Avoiding greenwashing in transition plans

If current trends continue, global temperature rise will exceed 1.5°C before 2030. Globally, companies need to urgently change the way they operate. Achieving a trajectory that is compatible with limiting global warming to 1.5°C implies halving greenhouse gas emissions by 2030 and becoming carbon neutral by 2050 at the latest. To do this, companies need to transform their entire value chain, which requires planning and monitoring mechanisms.

Corporate climate transition plans are intended to provide a solid, transparent and evidence-based roadmap that shows how the company can deliver a transition in line with the 1.5°C target, and enables other stakeholders to hold the company accountable for any shortcomings. However, in the absence of mandatory standards to ensure the quality of transition plans and without any monitoring of their implementation, transition plans can become formidable greenwashing tools. Pending regulations to remedy this major problem, all stakeholders have a role to play in ensuring the quality of transition plans.

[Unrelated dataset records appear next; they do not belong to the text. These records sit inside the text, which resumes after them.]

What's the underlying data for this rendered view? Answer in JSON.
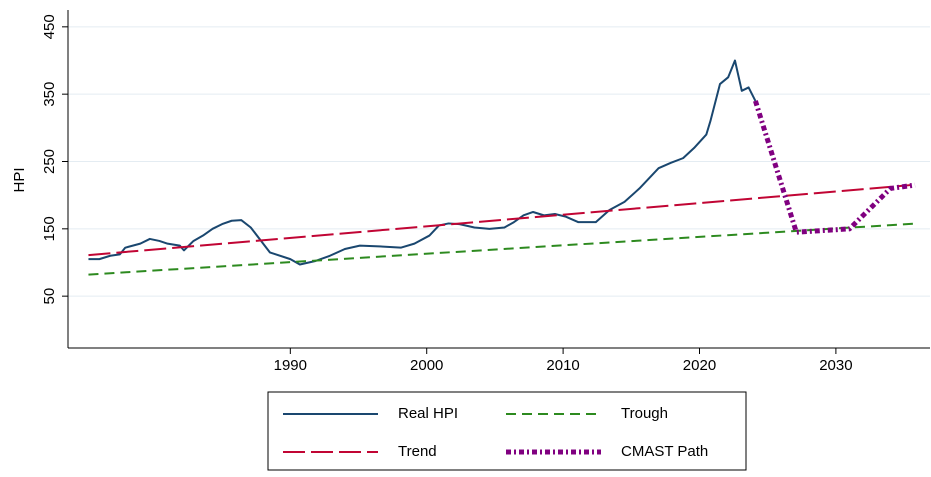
{
  "chart_data": {
    "type": "line",
    "y_label": "HPI",
    "xlim": [
      1973.7,
      2036.9
    ],
    "xticks": [
      1990,
      2000,
      2010,
      2020,
      2030
    ],
    "ylim": [
      -27,
      475
    ],
    "yticks": [
      50,
      150,
      250,
      350,
      450
    ],
    "grid": true,
    "series": [
      {
        "name": "Real HPI",
        "color": "#1a476f",
        "x": [
          1975.2,
          1976.0,
          1976.8,
          1977.5,
          1977.9,
          1979.0,
          1979.7,
          1980.4,
          1981.0,
          1981.9,
          1982.2,
          1982.9,
          1983.6,
          1984.3,
          1985.0,
          1985.7,
          1986.4,
          1987.1,
          1988.5,
          1990.0,
          1990.7,
          1991.8,
          1992.9,
          1994.0,
          1995.1,
          1996.5,
          1998.1,
          1999.1,
          2000.2,
          2000.9,
          2001.6,
          2002.4,
          2003.5,
          2004.6,
          2005.7,
          2006.4,
          2007.1,
          2007.8,
          2008.6,
          2009.4,
          2010.2,
          2011.1,
          2012.4,
          2013.4,
          2014.5,
          2015.6,
          2016.3,
          2017.0,
          2017.9,
          2018.8,
          2019.6,
          2020.5,
          2020.8,
          2021.5,
          2022.1,
          2022.6,
          2023.1,
          2023.6,
          2024.1
        ],
        "values": [
          105,
          105,
          110,
          112,
          122,
          128,
          135,
          132,
          128,
          125,
          118,
          132,
          140,
          150,
          157,
          162,
          163,
          152,
          115,
          105,
          97,
          102,
          110,
          120,
          125,
          124,
          122,
          128,
          140,
          155,
          158,
          157,
          152,
          150,
          152,
          160,
          170,
          175,
          170,
          172,
          168,
          160,
          160,
          178,
          190,
          210,
          225,
          240,
          248,
          255,
          270,
          290,
          310,
          365,
          375,
          400,
          355,
          360,
          340
        ]
      },
      {
        "name": "Trend",
        "color": "#c10534",
        "x": [
          1975.2,
          2035.5
        ],
        "values": [
          111,
          215
        ]
      },
      {
        "name": "Trough",
        "color": "#2d8a1f",
        "x": [
          1975.2,
          2036.0
        ],
        "values": [
          82,
          158
        ]
      },
      {
        "name": "CMAST Path",
        "color": "#800080",
        "x": [
          2024.1,
          2027.1,
          2031.0,
          2034.0,
          2035.8
        ],
        "values": [
          340,
          145,
          150,
          210,
          215
        ]
      }
    ]
  }
}
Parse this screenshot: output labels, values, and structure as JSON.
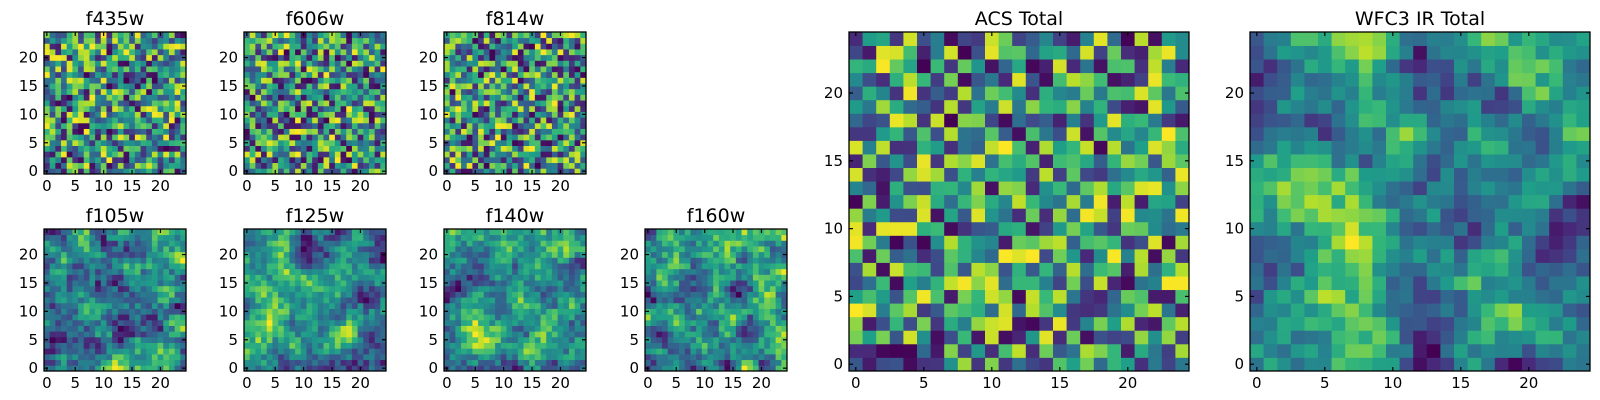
{
  "colormap": "viridis",
  "colors": [
    "#440154",
    "#3b528b",
    "#21918c",
    "#5ec962",
    "#fde725"
  ],
  "chart_data": [
    {
      "type": "heatmap",
      "title": "f435w",
      "grid_size": 25,
      "xlim": [
        -0.5,
        24.5
      ],
      "ylim": [
        -0.5,
        24.5
      ],
      "xticks": [
        0,
        5,
        10,
        15,
        20
      ],
      "yticks": [
        0,
        5,
        10,
        15,
        20
      ],
      "texture": "noise",
      "seed": 11
    },
    {
      "type": "heatmap",
      "title": "f606w",
      "grid_size": 25,
      "xlim": [
        -0.5,
        24.5
      ],
      "ylim": [
        -0.5,
        24.5
      ],
      "xticks": [
        0,
        5,
        10,
        15,
        20
      ],
      "yticks": [
        0,
        5,
        10,
        15,
        20
      ],
      "texture": "noise",
      "seed": 23
    },
    {
      "type": "heatmap",
      "title": "f814w",
      "grid_size": 25,
      "xlim": [
        -0.5,
        24.5
      ],
      "ylim": [
        -0.5,
        24.5
      ],
      "xticks": [
        0,
        5,
        10,
        15,
        20
      ],
      "yticks": [
        0,
        5,
        10,
        15,
        20
      ],
      "texture": "noise",
      "seed": 37
    },
    {
      "type": "heatmap",
      "title": "f105w",
      "grid_size": 25,
      "xlim": [
        -0.5,
        24.5
      ],
      "ylim": [
        -0.5,
        24.5
      ],
      "xticks": [
        0,
        5,
        10,
        15,
        20
      ],
      "yticks": [
        0,
        5,
        10,
        15,
        20
      ],
      "texture": "smooth",
      "seed": 41
    },
    {
      "type": "heatmap",
      "title": "f125w",
      "grid_size": 25,
      "xlim": [
        -0.5,
        24.5
      ],
      "ylim": [
        -0.5,
        24.5
      ],
      "xticks": [
        0,
        5,
        10,
        15,
        20
      ],
      "yticks": [
        0,
        5,
        10,
        15,
        20
      ],
      "texture": "smooth",
      "seed": 53
    },
    {
      "type": "heatmap",
      "title": "f140w",
      "grid_size": 25,
      "xlim": [
        -0.5,
        24.5
      ],
      "ylim": [
        -0.5,
        24.5
      ],
      "xticks": [
        0,
        5,
        10,
        15,
        20
      ],
      "yticks": [
        0,
        5,
        10,
        15,
        20
      ],
      "texture": "smooth",
      "seed": 67
    },
    {
      "type": "heatmap",
      "title": "f160w",
      "grid_size": 25,
      "xlim": [
        -0.5,
        24.5
      ],
      "ylim": [
        -0.5,
        24.5
      ],
      "xticks": [
        0,
        5,
        10,
        15,
        20
      ],
      "yticks": [
        0,
        5,
        10,
        15,
        20
      ],
      "texture": "smooth",
      "seed": 79
    },
    {
      "type": "heatmap",
      "title": "ACS Total",
      "grid_size": 25,
      "xlim": [
        -0.5,
        24.5
      ],
      "ylim": [
        -0.5,
        24.5
      ],
      "xticks": [
        0,
        5,
        10,
        15,
        20
      ],
      "yticks": [
        0,
        5,
        10,
        15,
        20
      ],
      "texture": "noise",
      "seed": 97
    },
    {
      "type": "heatmap",
      "title": "WFC3 IR Total",
      "grid_size": 25,
      "xlim": [
        -0.5,
        24.5
      ],
      "ylim": [
        -0.5,
        24.5
      ],
      "xticks": [
        0,
        5,
        10,
        15,
        20
      ],
      "yticks": [
        0,
        5,
        10,
        15,
        20
      ],
      "texture": "smooth",
      "seed": 101
    }
  ]
}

The transition plan jungle

There is currently no established framework for standardizing the content of transition plans. Several methodologies have been developed, with varying objectives and scopes. Companies publish elements that are difficult to compare and analyze, without necessarily following a particular methodological framework.

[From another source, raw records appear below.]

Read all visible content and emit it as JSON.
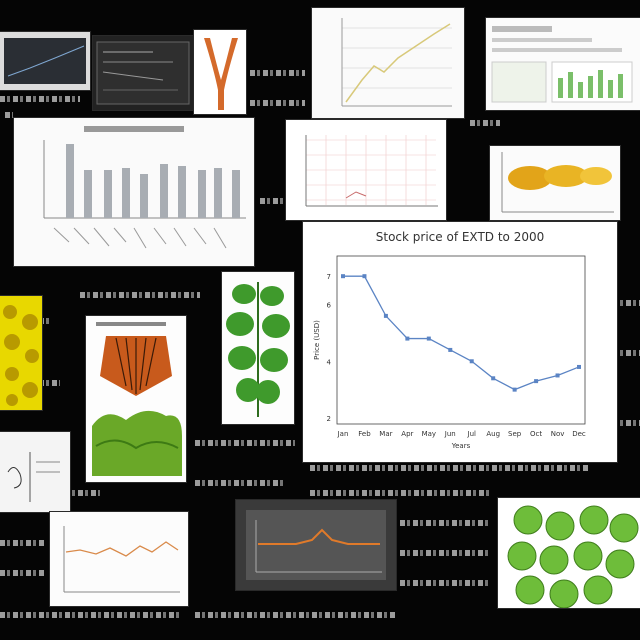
{
  "chart_data": {
    "type": "line",
    "title": "Stock price of EXTD to 2000",
    "xlabel": "Years",
    "ylabel": "Price (USD)",
    "x": [
      "Jan",
      "Feb",
      "Mar",
      "Apr",
      "May",
      "Jun",
      "Jul",
      "Aug",
      "Sep",
      "Oct",
      "Nov",
      "Dec"
    ],
    "y": [
      7.0,
      7.0,
      5.6,
      4.8,
      4.8,
      4.4,
      4.0,
      3.4,
      3.0,
      3.3,
      3.5,
      3.8
    ],
    "yticks": [
      "2",
      "4",
      "6",
      "7"
    ],
    "ylim": [
      2,
      7.5
    ],
    "color": "#5b84c4",
    "grid": false
  }
}
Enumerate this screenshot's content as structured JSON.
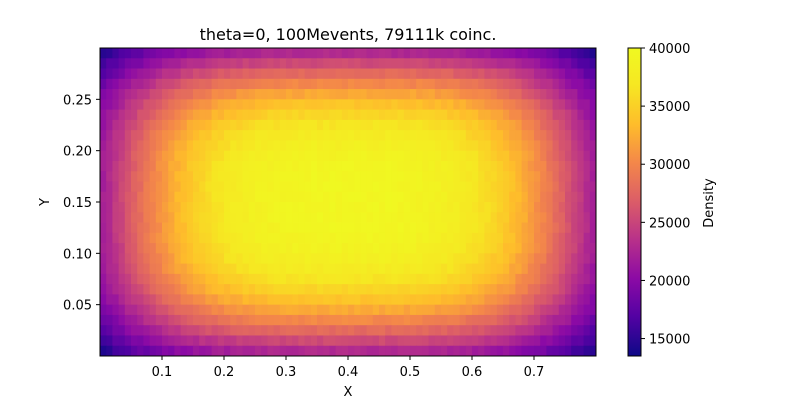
{
  "chart_data": {
    "type": "heatmap",
    "title": "theta=0, 100Mevents, 79111k coinc.",
    "xlabel": "X",
    "ylabel": "Y",
    "xlim": [
      0.0,
      0.8
    ],
    "ylim": [
      0.0,
      0.3
    ],
    "x_ticks": [
      "0.1",
      "0.2",
      "0.3",
      "0.4",
      "0.5",
      "0.6",
      "0.7"
    ],
    "x_tick_values": [
      0.1,
      0.2,
      0.3,
      0.4,
      0.5,
      0.6,
      0.7
    ],
    "y_ticks": [
      "0.05",
      "0.10",
      "0.15",
      "0.20",
      "0.25"
    ],
    "y_tick_values": [
      0.05,
      0.1,
      0.15,
      0.2,
      0.25
    ],
    "colormap": "plasma",
    "colorbar": {
      "label": "Density",
      "vmin": 13500,
      "vmax": 40000,
      "ticks": [
        "15000",
        "20000",
        "25000",
        "30000",
        "35000",
        "40000"
      ],
      "tick_values": [
        15000,
        20000,
        25000,
        30000,
        35000,
        40000
      ]
    },
    "grid": {
      "nx": 80,
      "ny": 30,
      "corner_value": 13500,
      "edge_value_x": 21500,
      "edge_value_y": 23000,
      "center_value": 39500
    }
  }
}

More often than not, the issue of transition planning is reduced to decarbonization targets. Yet even these targets remain very partial. For example, only 4% of the 1003 large companies analyzed by Net-Zero Tracker in 2023 had targets in line with the UN Race To Zero’s (RTZ) recommendations. Beyond targets, companies’ behaviour is often at odds with their net zero commitments. For example, of the 114 fossil fuel companies surveyed by Net-Zero Tracker, only 2 coal companies – and no oil and gas companies – had committed to stop developing new capacity.

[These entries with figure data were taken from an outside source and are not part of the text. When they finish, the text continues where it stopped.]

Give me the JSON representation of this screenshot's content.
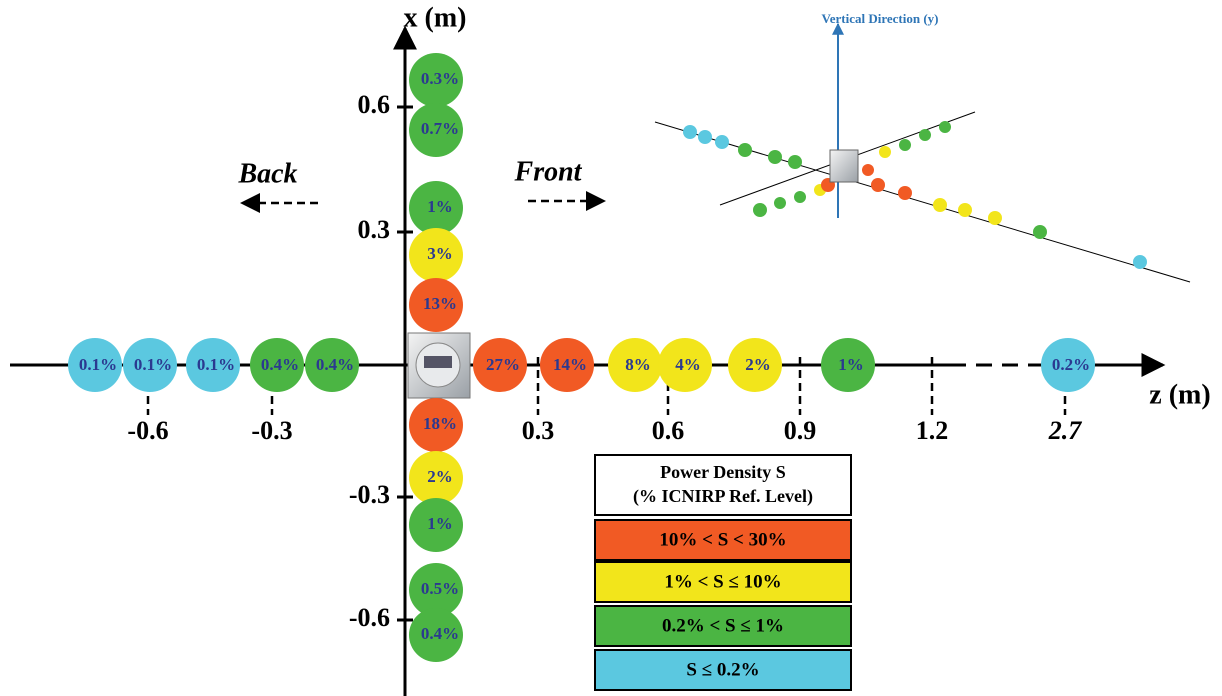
{
  "axes": {
    "x_label": "x (m)",
    "z_label": "z (m)",
    "x_ticks": [
      "0.6",
      "0.3",
      "-0.3",
      "-0.6"
    ],
    "z_ticks": [
      "-0.6",
      "-0.3",
      "0.3",
      "0.6",
      "0.9",
      "1.2",
      "2.7"
    ]
  },
  "directions": {
    "back": "Back",
    "front": "Front"
  },
  "x_points": [
    {
      "label": "0.3%",
      "color": "#4bb543"
    },
    {
      "label": "0.7%",
      "color": "#4bb543"
    },
    {
      "label": "1%",
      "color": "#4bb543"
    },
    {
      "label": "3%",
      "color": "#f2e51b"
    },
    {
      "label": "13%",
      "color": "#f15a24"
    },
    {
      "label": "18%",
      "color": "#f15a24"
    },
    {
      "label": "2%",
      "color": "#f2e51b"
    },
    {
      "label": "1%",
      "color": "#4bb543"
    },
    {
      "label": "0.5%",
      "color": "#4bb543"
    },
    {
      "label": "0.4%",
      "color": "#4bb543"
    }
  ],
  "z_points": [
    {
      "label": "0.1%",
      "color": "#5bc8e0"
    },
    {
      "label": "0.1%",
      "color": "#5bc8e0"
    },
    {
      "label": "0.1%",
      "color": "#5bc8e0"
    },
    {
      "label": "0.4%",
      "color": "#4bb543"
    },
    {
      "label": "0.4%",
      "color": "#4bb543"
    },
    {
      "label": "27%",
      "color": "#f15a24"
    },
    {
      "label": "14%",
      "color": "#f15a24"
    },
    {
      "label": "8%",
      "color": "#f2e51b"
    },
    {
      "label": "4%",
      "color": "#f2e51b"
    },
    {
      "label": "2%",
      "color": "#f2e51b"
    },
    {
      "label": "1%",
      "color": "#4bb543"
    },
    {
      "label": "0.2%",
      "color": "#5bc8e0"
    }
  ],
  "legend": {
    "title": [
      "Power Density S",
      "(% ICNIRP Ref. Level)"
    ],
    "items": [
      {
        "label": "10% < S < 30%",
        "color": "#f15a24"
      },
      {
        "label": "1% < S ≤ 10%",
        "color": "#f2e51b"
      },
      {
        "label": "0.2% < S ≤ 1%",
        "color": "#4bb543"
      },
      {
        "label": "S ≤ 0.2%",
        "color": "#5bc8e0"
      }
    ]
  },
  "inset": {
    "title": "Vertical Direction (y)"
  }
}
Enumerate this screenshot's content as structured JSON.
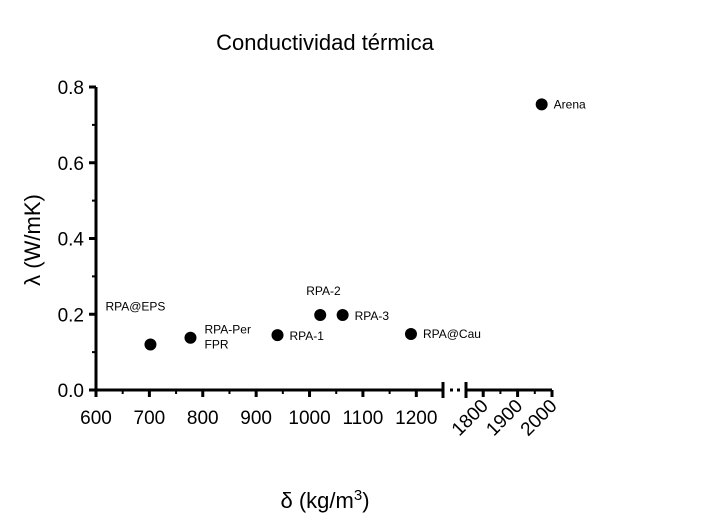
{
  "chart_data": {
    "type": "scatter",
    "title": "Conductividad térmica",
    "xlabel": "δ (kg/m",
    "xlabel_sup": "3",
    "xlabel_end": ")",
    "ylabel": "λ (W/mK)",
    "xlim": [
      600,
      2000
    ],
    "x_break": [
      1250,
      1750
    ],
    "ylim": [
      0.0,
      0.8
    ],
    "grid": false,
    "legend": "none",
    "x_ticks_left": [
      "600",
      "700",
      "800",
      "900",
      "1000",
      "1100",
      "1200"
    ],
    "x_ticks_right": [
      "1800",
      "1900",
      "2000"
    ],
    "y_ticks": [
      "0.0",
      "0.2",
      "0.4",
      "0.6",
      "0.8"
    ],
    "marker_color": "#000000",
    "points": [
      {
        "label": "RPA@EPS",
        "x": 702,
        "y": 0.12
      },
      {
        "label": "RPA-Per",
        "label2": "FPR",
        "x": 777,
        "y": 0.138
      },
      {
        "label": "RPA-1",
        "x": 940,
        "y": 0.145
      },
      {
        "label": "RPA-2",
        "x": 1020,
        "y": 0.198
      },
      {
        "label": "RPA-3",
        "x": 1062,
        "y": 0.198
      },
      {
        "label": "RPA@Cau",
        "x": 1190,
        "y": 0.148
      },
      {
        "label": "Arena",
        "x": 1970,
        "y": 0.754
      }
    ]
  }
}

In the absence of any rules or supervision, there is a risk that “cosmetic” transition plans multiply. These would give a false sense of security, while masking chronic climate inaction.

New rules emerge…

Adopting a transition plan will become a regulatory requirement for large European companies operating within the European Union with the entry into force of the Corporate Sustainability Reporting Directive (CSRD) and the Corporate Sustainability Due Diligence Directive (CSDDD). For banks and insurers, prudential transition plans will also have to be defined following the revision of the Capital Requirement Regulation (CRR) and Solvency II.

Outside the EU, a number of bodies are working on the issue of transition plans, but have not produced binding rules so far. The work by the Network For Greening the Financial System (NGFS), the United Nations High Level Expert Group (UN HLEG), the US Treasury and the UK Transition Plan Taskforce (TPT) all point to future regulations in this area.

However, even the EU requirements are not enough to ensure the quality of transition plans or their effective implementation. While the new legislation encourages companies to adopt climate transition plans, it does not ensure that the plans are relevant, and therefore does not avoid greenwashing.

Identifying red flags

The priority for avoiding greenwashing is to ensure that transition plans contain key elements for decarbonizing the company and ending its most harmful practices and activities. This could be done by identifying “red flags”, i.e. elements that automatically show that a company’s strategy is incompatible with limiting global temperature rise to 1.5°C.

In its report on corporate climate transition plans, Reclaim Finance identifies a series of red flags concerning climate strategies. These can be leveraged by regulators and supervisors, auditors and financial players to quickly identify transition plans that are clearly inadequate.

Such red flags include, for example: decarbonization targets that cover only part of a company’s activities or that do not cover all emission scopes; significant volumes of capex devoted to activities with high greenhouse gas emissions and/or the absence of financial metrics to support the deployment of sustainable activities… For companies active in the fossil fuel sector and for financial institutions, support for developing coal, oil and gas is a clear red flag given the scientific evidence available.

Demanding quality: towards effective regulation

To make transition plans really work for the transition means going beyond simply identifying red flags.

To make transition plans really work for the transition  means going beyond simply identifying red flags. Thus, the work of Reclaim Finance – based on a review of the main public methodologies related to transition plans – provides a list of essential criteria for robust plans. These generic criteria should ideally be supplemented – notably by taking into account sectoral specificities.   

Net-zero alliances, climate coalitions and other organizations can already draw on these elements to produce clear, demanding standards to guide corporate behavior. Financial institutions, which finance these companies, have an essential role to play in disseminating these good practices. They must also use them to set an example in defining their own transition plans.   

While these actions are important, only a standardized approach to transition plans can limit the risks of systemic greenwashing. The European Union is well on the way to becoming a pioneer in the adoption of transition plans, but should go further by clearly defining the minimum criteria required for them to be considered sufficiently robust. At the same time, supervisors and regulators must demand that financial players draw up robust plans that minimize financial risks and impacts on the climate and the environment. While this may seem a difficult task, robust transition plans can help financial institutions to meet both CSRD and climate risk supervision requirements.